Description:  A win brought them together, but loss may tear them apart.

When the sound of sirens cuts through a cool fall night, the small town of Worthy, Georgia, hurtles from triumph to tragedy. Just hours before, they’d watched the Wildcats score a winning touchdown. Now, they’re faced with the deaths of three cheerleaders—their promising lives cut short in a fatal crash. And the boy in the other car—the only one to survive—is believed to be at fault. As rumors begin to fly and accusations spin, allegiances form and long-kept secrets emerge.

At the center of the whirlwind are four women, each grappling with loss, regret, shame, and lies: Marglyn, a grieving mother; Darcy, whose son had been behind the wheel; Ava, a substitute teacher with a scandalous secret; and Leah, a cheerleader who should have been in the car with her friends, but wasn’t. If the truth comes out, will it bring redemption—or will it be their downfall? (publisher)

My take:  It’s small town America on an autumn Friday night and the people of Worthy, Georgia are set to cheer on their high school football team.
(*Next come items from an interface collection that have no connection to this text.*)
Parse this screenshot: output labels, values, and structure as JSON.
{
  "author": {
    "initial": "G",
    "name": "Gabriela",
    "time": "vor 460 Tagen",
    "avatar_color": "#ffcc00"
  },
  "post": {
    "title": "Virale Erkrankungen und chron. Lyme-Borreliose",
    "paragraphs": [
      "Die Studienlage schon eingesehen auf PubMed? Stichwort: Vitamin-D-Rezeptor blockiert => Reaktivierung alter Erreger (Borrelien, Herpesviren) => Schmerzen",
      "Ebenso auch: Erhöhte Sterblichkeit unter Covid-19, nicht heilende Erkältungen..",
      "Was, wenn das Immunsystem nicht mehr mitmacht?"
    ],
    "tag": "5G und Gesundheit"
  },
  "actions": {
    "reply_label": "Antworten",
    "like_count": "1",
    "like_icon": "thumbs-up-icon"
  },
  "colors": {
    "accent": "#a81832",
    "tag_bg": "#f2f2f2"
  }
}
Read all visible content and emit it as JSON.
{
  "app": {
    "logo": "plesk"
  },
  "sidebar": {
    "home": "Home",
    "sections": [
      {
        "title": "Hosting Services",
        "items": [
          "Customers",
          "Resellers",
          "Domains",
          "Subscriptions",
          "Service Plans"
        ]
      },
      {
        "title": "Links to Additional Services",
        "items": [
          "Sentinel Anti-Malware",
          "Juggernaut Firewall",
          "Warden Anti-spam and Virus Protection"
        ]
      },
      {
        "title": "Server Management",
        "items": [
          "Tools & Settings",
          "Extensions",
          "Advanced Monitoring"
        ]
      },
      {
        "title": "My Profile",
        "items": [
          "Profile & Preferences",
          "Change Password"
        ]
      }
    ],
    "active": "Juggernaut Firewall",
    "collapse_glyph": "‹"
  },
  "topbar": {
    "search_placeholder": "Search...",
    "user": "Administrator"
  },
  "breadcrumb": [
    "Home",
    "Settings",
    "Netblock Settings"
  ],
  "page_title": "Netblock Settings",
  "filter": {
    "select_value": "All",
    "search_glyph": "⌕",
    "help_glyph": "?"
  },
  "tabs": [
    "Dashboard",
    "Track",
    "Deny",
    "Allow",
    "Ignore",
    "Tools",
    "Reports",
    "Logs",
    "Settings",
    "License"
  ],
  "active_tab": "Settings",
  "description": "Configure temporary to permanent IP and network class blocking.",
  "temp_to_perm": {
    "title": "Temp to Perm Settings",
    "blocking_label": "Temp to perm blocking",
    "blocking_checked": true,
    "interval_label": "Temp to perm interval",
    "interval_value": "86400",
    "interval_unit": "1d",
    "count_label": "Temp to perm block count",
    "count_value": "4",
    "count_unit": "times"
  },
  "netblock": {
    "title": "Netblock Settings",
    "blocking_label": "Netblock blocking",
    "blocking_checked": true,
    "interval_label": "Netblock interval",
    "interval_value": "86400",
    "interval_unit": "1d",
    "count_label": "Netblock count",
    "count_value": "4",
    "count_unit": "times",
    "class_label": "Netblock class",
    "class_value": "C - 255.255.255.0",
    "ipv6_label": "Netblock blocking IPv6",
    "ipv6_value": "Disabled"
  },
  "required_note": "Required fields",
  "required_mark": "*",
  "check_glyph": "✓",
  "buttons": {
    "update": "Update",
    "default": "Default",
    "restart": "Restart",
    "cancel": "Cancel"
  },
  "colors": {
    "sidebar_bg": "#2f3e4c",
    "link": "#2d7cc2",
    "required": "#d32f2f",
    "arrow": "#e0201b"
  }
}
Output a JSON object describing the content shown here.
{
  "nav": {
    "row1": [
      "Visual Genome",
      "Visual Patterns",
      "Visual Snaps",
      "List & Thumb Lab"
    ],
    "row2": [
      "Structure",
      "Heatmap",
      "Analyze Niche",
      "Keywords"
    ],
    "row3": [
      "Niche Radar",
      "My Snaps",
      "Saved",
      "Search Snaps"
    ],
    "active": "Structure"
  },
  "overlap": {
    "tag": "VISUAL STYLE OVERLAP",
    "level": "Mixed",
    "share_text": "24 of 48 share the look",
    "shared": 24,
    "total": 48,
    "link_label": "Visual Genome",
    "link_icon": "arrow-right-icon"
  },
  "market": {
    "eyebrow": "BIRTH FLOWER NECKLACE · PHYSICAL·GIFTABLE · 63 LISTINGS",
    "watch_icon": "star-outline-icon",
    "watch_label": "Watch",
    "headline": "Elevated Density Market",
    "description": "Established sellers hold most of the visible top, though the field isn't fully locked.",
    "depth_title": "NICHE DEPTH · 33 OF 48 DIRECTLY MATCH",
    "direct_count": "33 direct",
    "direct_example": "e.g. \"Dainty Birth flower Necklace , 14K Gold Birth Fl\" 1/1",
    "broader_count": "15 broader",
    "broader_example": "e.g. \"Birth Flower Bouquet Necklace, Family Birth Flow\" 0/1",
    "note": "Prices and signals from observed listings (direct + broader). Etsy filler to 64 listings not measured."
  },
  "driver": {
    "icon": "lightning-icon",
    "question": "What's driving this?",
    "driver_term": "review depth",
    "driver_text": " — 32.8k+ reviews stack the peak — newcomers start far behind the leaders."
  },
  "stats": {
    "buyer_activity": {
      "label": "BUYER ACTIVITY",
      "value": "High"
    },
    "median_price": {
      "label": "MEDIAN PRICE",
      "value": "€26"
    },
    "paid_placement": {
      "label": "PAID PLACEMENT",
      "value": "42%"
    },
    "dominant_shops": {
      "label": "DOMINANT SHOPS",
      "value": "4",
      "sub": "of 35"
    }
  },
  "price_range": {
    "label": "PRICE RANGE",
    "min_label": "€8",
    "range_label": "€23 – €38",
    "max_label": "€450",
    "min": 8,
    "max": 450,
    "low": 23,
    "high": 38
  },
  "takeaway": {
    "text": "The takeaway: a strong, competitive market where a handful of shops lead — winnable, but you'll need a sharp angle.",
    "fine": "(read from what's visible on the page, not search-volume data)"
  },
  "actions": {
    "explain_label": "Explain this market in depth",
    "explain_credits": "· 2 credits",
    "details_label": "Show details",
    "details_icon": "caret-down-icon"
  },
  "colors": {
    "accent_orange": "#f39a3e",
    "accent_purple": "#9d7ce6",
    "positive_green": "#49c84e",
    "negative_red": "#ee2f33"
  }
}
No one expects the tragic event that followed the game – an event that will affect more than those directly involved. When We Were Worthy is the story of the people left behind to grapple with what happened. And boy do they have a lot to deal with. Parents, students, and teachers all have questions that might never be answered – unless they are willing to face the truth. As a parent and as someone who went to a small town high school where football was the Friday night entertainment there was a lot to relate to in this novel. I found the plot riveting and loved how Marybeth Mayhew Whalen developed her characters via the short chapters. I especially loved the Emily Dickinson references that were interspersed throughout the novel. Recommended to fans of contemporary fiction.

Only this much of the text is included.